On Tuesday 23 October, the Civil Liabilities Bill passed its third reading. It will now progress to Royal Assent to be enshrined in English and Welsh law. The Bill is the overarching legislation that lays the foundations for regulations relating to the level of legal aid an individual can receive to progress their claim for damage and/or loss to court.
Richard Burgon MP explained: “Through that route, the government want to increase the small claims limit from £1,000 to £2,000 in all cases and from £1,000 to £5,000 in road traffic accident cases. That will make it much harder for workers to get compensation for workplace injuries, and for genuinely injured people to get a fair settlement. A significantly greater number of claims will be dealt with through the small claims procedure, whereby no legal costs are usually awarded, even in successful claims.
“When legal fees are not covered, tens of thousands of working people will simply be priced out of obtaining legal assistance, resulting in many pulling, dropping or not pursuing their cases.”
During the House of Commons debate, Ruth George MP, a former Usdaw worker, added: “It is a huge undertaking for a layperson to take a case to court.
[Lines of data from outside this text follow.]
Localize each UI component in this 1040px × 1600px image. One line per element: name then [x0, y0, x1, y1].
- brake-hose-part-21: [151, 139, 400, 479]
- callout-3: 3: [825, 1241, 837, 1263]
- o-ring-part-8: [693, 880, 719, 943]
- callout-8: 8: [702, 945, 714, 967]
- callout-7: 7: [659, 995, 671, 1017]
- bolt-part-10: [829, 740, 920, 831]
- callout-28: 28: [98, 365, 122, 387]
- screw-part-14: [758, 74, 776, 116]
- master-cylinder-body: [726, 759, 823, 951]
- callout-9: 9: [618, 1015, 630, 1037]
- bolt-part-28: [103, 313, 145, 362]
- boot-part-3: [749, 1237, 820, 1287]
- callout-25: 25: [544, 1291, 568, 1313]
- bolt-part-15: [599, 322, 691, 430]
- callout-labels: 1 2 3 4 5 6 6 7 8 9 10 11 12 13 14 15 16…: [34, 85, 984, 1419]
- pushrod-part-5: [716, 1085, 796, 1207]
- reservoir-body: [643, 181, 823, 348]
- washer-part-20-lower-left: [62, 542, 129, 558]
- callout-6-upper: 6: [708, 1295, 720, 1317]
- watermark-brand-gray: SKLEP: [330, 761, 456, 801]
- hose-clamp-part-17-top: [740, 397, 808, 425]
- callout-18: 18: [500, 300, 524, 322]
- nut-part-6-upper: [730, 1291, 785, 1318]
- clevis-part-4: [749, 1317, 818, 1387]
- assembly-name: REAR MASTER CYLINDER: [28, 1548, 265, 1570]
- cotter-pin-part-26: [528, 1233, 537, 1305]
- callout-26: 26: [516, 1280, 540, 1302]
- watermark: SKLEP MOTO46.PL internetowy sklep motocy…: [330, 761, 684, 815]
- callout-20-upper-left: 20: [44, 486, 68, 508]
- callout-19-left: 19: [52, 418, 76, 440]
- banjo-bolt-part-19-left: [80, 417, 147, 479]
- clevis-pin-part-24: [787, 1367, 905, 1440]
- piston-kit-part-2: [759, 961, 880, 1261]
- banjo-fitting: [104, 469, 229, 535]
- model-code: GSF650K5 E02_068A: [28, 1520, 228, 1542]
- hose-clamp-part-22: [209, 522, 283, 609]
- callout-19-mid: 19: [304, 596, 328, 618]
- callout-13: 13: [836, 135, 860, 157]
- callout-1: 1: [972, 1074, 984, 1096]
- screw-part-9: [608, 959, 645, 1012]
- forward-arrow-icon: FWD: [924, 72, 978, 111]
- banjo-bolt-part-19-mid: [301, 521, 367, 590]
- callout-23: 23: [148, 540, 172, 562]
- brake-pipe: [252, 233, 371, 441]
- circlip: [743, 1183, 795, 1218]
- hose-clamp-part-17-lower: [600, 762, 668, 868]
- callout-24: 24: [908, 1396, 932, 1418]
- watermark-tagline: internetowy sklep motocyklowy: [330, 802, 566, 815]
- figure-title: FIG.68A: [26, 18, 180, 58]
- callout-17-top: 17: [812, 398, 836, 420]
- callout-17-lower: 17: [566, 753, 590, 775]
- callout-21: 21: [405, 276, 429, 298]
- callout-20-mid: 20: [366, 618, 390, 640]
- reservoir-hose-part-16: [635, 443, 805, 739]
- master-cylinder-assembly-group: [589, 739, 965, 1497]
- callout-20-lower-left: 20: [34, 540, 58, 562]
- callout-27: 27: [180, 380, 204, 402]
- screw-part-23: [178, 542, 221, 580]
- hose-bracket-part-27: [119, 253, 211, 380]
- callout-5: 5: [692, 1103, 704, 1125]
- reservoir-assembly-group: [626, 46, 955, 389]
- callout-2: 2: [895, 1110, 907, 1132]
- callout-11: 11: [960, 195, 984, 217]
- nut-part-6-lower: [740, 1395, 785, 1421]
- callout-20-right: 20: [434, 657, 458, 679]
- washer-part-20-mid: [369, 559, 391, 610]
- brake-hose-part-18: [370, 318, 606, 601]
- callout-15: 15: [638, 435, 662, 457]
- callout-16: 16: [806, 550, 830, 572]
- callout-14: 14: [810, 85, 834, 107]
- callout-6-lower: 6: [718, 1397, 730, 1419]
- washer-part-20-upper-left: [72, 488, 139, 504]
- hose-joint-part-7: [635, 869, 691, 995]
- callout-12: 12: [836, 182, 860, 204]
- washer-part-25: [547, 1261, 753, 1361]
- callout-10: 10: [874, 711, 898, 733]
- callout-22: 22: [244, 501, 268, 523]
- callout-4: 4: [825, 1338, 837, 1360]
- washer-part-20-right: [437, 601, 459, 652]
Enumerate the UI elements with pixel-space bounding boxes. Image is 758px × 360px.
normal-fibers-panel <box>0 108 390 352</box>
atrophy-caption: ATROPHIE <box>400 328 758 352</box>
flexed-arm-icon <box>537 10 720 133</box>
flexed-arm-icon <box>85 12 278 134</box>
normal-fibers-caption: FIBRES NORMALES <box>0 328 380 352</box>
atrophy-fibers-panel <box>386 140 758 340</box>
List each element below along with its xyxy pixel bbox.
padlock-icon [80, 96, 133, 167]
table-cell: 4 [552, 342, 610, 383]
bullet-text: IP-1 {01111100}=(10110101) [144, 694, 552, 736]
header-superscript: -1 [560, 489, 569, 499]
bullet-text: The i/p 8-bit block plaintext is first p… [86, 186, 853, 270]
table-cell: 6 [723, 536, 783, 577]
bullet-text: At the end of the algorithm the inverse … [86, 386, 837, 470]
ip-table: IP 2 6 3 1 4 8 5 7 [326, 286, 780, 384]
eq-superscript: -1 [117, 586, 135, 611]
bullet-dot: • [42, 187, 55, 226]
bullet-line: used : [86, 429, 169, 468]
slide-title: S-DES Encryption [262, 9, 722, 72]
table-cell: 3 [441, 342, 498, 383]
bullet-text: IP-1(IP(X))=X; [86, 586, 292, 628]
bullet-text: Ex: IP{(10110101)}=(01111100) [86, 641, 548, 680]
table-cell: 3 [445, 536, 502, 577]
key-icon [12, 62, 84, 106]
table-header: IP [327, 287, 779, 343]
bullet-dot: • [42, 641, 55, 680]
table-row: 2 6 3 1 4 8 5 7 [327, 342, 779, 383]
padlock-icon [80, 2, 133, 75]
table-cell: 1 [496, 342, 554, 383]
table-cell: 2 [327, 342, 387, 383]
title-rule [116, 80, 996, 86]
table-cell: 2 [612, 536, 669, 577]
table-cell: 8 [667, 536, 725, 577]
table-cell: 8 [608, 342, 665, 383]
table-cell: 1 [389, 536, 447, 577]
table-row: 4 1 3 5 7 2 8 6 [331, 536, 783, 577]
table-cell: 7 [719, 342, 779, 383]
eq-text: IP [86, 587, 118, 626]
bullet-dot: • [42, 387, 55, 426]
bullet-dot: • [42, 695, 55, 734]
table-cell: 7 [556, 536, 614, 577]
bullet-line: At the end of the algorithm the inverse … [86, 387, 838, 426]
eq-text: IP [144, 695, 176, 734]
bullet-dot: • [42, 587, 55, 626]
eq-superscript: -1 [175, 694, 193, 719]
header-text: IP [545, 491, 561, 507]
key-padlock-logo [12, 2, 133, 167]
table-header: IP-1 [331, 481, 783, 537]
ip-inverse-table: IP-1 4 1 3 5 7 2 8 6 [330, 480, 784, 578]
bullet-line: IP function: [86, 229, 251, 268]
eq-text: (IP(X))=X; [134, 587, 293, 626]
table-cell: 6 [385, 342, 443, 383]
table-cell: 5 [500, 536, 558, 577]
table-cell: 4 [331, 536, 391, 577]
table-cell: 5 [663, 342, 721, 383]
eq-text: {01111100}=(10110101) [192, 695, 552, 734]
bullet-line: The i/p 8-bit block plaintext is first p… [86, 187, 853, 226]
Most would not even dream of it, especially a case against their employer, who will be armed with their own lawyers and often with an insurance company.
“It is extremely difficult to determine liability in the case of many accidents at work, especially in instances like those I saw when I worked for the Union of Shop, Distributive and Allied Workers. Deliveries are made to stores by a third party and there are incidents in warehouses that may be the fault of one party, the fault of another company or the fault of the employee. Those arguments are exceedingly difficult to pin down, especially for an individual claimant, and they require the assistance of a lawyer.”